Vegas has the best offense in the league. It has the best defense in the league. It has the best net rating in the league. While it’s early in the season and the sample size is small, it’s been clear both in watching this team play and in parsing the numbers that the reigning champs are the best squad in the W.
“We’re not playing our best basketball offensively yet, and we’re scoring 90 points on off nights,” Becky Hammon said after the win over Connecticut.
Las Vegas felt borderline unstoppable much of last season, and with its roster additions and internal growth, it found a way to get even better. The ultimate wrinkle showed up in the waning minutes against the Sun, as the Aces went small, subbing in veteran wing Alysha Clark alongside the starters for Parker. For reference, in 24 minutes of play this season, that 5-player lineup — Clark, Plum, Chelsea Gray, A’ja Wilson, Jackie Young — has a remarkably high 115.1 offensive rating.
Let’s look at the team’s final halfcourt possession against Connecticut, which is a glimpse into why Vegas is so hard to stop.
Off a dead ball, the Aces set a pin-down for Plum to get the ball above the arc and Clark wheels out to the corner with Wilson and Gray set up in the far corner. The defense is occupied on the weak side — Plum has the ball and is a dynamite downhill creator, Young can attack and drive and is shooting 51.7 percent from deep on high volume, and Clark is a career 39 percent three-point shooter.
Wilson sells like she’s going to set a screen for Gray, but the duo flip the action given how it’s covered, and Wilson catches the ball and rips. Gray is getting denied the screen, and the Aces use that to their advantage as Gray drags her defender further into the paint and Brionna Jones jumps out to guard Wilson on the perimeter. Gray doesn’t “screen” Jones, but given the angle she moved her defender into, it does the same thing, forcing the switch from DiJonai Carrington, who is a solid defender but a definite mismatch for Wilson.
On the surface, this possession looks simple, and to be fair, it is a relatively simple play. But it highlights just how impressive the Aces are. After struggling mightily to contain a second half run as the Sun and Bec Allen opened the floodgates from three, the Aces spread the floor to the max for Wilson to get to work.
Jones can’t help off of Gray, because Wilson can make that read and kick one pass away to one of the best shooters in league history. By virtue of playing out of the empty corner, this takes Alyssa Thomas out of the action entirely, as the Sun had employed Thomas on Clark to help into the lane or switch when she set screens.
Carrington did an admirable job, but at the end of the day, this is A’ja Wilson, the two-time MVP and arguably the best face-up scorer in the league. The Aces have the personnel, the intentionality in scheme, and the aptitude to routinely get her into single coverage, and watching it play out is an incredible thing.

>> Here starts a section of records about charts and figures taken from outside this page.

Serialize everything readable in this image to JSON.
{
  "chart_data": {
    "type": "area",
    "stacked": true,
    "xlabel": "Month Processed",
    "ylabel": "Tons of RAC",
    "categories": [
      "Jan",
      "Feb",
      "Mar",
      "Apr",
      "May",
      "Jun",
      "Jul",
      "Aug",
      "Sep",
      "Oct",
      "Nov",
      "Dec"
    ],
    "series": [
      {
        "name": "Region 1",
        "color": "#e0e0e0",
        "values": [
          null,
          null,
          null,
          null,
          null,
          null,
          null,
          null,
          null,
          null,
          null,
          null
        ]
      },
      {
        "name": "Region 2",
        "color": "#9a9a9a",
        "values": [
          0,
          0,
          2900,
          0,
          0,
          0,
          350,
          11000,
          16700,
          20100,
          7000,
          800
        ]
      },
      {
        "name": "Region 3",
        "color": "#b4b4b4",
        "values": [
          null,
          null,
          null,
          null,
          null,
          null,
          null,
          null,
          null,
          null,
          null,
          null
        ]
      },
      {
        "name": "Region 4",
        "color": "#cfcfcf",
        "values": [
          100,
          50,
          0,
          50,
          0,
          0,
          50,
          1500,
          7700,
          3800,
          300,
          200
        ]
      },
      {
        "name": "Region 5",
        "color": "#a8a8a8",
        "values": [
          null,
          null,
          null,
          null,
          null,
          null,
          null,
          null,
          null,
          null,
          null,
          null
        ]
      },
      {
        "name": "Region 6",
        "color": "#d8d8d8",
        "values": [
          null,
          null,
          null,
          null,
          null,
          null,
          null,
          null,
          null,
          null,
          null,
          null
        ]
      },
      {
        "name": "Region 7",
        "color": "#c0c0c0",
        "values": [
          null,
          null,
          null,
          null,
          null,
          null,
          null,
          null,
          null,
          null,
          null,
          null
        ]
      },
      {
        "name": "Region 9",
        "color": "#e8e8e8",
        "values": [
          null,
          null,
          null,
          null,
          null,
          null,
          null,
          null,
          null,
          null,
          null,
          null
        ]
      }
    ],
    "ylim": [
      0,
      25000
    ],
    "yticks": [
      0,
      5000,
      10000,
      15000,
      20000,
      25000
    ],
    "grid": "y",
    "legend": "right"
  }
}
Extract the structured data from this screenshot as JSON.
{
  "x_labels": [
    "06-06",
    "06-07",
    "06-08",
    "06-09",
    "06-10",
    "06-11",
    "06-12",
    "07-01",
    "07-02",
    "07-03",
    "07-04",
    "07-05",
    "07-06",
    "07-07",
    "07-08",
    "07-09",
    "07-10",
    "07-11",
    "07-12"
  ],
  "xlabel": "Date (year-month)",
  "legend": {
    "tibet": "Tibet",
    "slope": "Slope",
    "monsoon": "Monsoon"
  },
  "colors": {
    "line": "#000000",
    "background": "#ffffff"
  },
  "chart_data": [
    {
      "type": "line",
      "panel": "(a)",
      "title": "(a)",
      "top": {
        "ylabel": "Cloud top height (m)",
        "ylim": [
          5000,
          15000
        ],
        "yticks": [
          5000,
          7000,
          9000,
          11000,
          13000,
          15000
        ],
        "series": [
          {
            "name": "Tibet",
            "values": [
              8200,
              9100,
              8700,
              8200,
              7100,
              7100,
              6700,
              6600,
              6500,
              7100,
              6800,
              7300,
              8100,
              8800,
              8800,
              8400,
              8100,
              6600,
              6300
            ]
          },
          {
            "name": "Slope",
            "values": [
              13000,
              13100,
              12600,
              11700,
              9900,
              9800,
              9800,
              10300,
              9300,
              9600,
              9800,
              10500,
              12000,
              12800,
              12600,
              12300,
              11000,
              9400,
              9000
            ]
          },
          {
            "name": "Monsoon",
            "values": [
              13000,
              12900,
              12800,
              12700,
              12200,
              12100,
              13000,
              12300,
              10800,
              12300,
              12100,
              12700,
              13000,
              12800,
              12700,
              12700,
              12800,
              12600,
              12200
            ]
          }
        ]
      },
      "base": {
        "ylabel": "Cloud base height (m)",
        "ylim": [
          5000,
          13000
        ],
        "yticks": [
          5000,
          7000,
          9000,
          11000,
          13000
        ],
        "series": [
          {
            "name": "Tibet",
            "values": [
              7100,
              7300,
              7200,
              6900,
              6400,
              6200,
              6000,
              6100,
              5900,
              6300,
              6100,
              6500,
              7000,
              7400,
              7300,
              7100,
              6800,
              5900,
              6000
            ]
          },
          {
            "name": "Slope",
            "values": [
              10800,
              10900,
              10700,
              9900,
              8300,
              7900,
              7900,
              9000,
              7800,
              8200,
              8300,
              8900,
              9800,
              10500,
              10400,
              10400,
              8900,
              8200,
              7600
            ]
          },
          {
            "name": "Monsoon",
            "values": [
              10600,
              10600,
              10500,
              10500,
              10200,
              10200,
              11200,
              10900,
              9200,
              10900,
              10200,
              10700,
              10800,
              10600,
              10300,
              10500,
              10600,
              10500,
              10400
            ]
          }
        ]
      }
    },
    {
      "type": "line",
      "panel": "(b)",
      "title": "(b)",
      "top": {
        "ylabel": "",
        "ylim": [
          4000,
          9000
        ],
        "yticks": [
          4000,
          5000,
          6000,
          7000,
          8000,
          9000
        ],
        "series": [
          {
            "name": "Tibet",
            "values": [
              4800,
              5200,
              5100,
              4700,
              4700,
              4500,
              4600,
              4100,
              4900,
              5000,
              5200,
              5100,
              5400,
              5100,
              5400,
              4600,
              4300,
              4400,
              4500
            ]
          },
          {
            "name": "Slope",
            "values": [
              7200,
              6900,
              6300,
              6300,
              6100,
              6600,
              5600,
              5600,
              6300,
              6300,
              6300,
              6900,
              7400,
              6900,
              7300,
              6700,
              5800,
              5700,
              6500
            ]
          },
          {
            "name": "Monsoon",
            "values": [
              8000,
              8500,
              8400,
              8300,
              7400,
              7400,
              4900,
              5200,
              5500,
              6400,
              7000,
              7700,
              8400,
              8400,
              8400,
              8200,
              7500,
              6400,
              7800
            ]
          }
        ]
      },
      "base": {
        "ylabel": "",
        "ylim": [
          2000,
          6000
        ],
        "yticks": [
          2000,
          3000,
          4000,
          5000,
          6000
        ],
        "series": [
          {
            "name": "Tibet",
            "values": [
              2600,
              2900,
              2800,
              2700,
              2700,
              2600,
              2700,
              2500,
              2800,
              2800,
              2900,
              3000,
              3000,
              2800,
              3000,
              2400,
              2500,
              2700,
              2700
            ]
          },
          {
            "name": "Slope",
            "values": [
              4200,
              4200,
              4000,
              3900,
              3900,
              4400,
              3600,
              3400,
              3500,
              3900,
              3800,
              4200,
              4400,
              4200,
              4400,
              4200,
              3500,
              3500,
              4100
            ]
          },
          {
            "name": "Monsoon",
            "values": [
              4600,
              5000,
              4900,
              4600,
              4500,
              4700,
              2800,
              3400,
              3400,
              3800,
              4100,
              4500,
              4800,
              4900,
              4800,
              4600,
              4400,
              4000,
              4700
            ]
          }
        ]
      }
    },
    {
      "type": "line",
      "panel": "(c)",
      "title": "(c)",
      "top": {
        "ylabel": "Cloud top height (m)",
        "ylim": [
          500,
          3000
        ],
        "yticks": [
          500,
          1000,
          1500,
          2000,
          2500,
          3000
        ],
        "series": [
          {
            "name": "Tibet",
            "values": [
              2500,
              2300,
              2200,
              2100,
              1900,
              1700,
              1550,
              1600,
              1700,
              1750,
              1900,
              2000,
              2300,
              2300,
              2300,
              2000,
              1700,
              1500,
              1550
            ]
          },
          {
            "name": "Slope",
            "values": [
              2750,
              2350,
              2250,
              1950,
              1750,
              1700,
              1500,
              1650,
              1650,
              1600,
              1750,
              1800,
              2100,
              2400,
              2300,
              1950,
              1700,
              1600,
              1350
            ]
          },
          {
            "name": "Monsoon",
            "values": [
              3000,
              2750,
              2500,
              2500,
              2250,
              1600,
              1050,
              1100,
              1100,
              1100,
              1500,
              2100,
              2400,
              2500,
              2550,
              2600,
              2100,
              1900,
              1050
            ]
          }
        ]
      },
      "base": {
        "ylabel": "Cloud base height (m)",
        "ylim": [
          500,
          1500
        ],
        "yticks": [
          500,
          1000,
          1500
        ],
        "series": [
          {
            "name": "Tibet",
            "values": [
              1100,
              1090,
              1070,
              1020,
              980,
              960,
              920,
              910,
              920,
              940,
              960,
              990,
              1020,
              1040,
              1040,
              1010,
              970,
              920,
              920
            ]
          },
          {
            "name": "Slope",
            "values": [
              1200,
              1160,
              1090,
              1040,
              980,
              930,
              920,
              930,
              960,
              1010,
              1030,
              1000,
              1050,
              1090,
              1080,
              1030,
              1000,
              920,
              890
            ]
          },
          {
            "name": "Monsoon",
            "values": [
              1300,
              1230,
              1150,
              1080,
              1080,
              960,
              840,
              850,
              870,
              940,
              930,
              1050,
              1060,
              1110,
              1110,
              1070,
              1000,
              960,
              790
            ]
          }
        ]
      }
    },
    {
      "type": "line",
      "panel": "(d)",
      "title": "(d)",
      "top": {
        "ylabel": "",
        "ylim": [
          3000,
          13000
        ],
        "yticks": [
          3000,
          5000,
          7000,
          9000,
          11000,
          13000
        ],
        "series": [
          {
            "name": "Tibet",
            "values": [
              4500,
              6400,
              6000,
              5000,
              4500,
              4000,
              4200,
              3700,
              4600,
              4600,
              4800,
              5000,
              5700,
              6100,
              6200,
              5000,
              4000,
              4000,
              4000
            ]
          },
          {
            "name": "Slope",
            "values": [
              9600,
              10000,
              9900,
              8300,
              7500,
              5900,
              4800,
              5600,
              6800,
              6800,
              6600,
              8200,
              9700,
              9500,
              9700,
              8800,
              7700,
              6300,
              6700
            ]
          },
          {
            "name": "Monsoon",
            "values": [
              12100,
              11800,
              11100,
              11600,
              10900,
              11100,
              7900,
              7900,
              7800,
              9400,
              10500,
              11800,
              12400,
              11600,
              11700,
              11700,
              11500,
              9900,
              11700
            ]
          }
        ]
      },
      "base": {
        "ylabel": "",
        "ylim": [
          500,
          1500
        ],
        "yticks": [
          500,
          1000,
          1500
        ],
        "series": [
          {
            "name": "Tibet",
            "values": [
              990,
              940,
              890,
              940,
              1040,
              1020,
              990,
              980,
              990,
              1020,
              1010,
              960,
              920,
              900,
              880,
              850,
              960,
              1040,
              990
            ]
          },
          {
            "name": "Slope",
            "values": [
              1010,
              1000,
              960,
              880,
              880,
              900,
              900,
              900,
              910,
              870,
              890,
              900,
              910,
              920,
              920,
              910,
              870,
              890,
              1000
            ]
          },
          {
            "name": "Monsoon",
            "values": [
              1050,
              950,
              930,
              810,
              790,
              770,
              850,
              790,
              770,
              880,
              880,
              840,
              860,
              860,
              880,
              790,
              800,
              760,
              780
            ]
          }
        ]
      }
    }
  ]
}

“It’s something that we don’t really practice, but it’s there,” Wilson said after the game. “It’s always good to have that in our back pocket, because you kind of look at it as how do you guard it, and we have those communication points, especially Chelsea and I, where it’s like, hey, if something happens, we have multiple things we can get out of it, and that’s the beautiful thing about it: I trust Chelsea’s decisions and she trusts mine and we just go with the flow.”